Not entirely sure they are any more enforceable than a "please don't sue" clause.
Are they going to pull a twitter and sue you for not replacing the implant when it breaks?
I was diagnosed with Tourette’s at 16 but have had painful tics since I was about 4 years old. I’ve always had anxiety about being out in public because people stare at me when I tic (both verbally and physically), especially since they are both loud and violent. I consider myself incredibly lucky that only 1 person ever made fun of them while I was in school and I never really liked that kid to begin with so I could easily ignore him, but being out in public (especially in restaurants and places like that) make me so anxious that I tic more and then it becomes a cycle. I have had several panic attacks when out with just family, even in a private room, because people stare.
All I could ever hope for is for people to just not stare at me when I move or make a sound (I’ve never said a full word as a tic. It’s only ever been sounds that actually borders on sounding impossible for a human to make). I was called a pterodactyl for the last couple years of school and, while I can laugh it off sometimes, it still hurts.
People are still people, no matter their age, gender, race, sexual orientation, or disability (or lack there of) so treat them with respect. Everyone deserves basic human decency until (unless) they prove that they don’t through their actions towards others. People are people so treat them like people.

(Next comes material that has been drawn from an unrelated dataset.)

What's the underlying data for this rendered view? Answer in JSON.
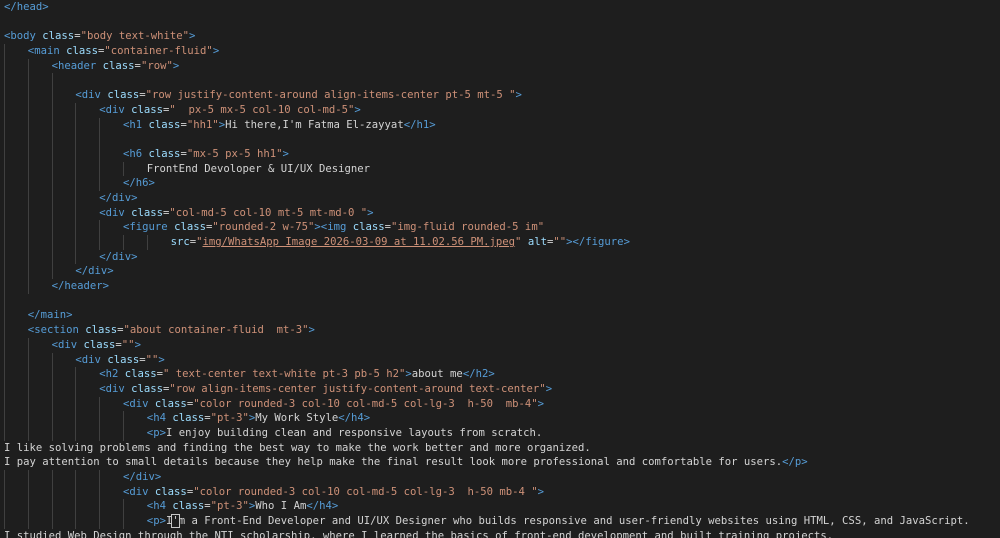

Apologies for this kind of off topic rant, I can’t speak these words aloud without a mental breakdown so this is kind of my only outlet.
I watched a show a couple months ago and it was one of the first times I’d seen wheelchair users as background characters and nobody in the show mentioned it or anything and then when Percy Jackson came out they added a camper who was in a wheelchair (which wasn’t in the books) and as a wheelchair user myself this made me really happy that people like me are being put in more movies (even if it’s only as background characters)
This is such an amazing video. Made me emotional. I know this is 2 years old now but wow. Thank you for this video.
Nah, I want a robotic exoskeleton when my legs stop working
Fantastic video. I'm in a class about Disability studies right now and this stuff is exactly what we're learning about. The social model of disability, intersectionality, etc.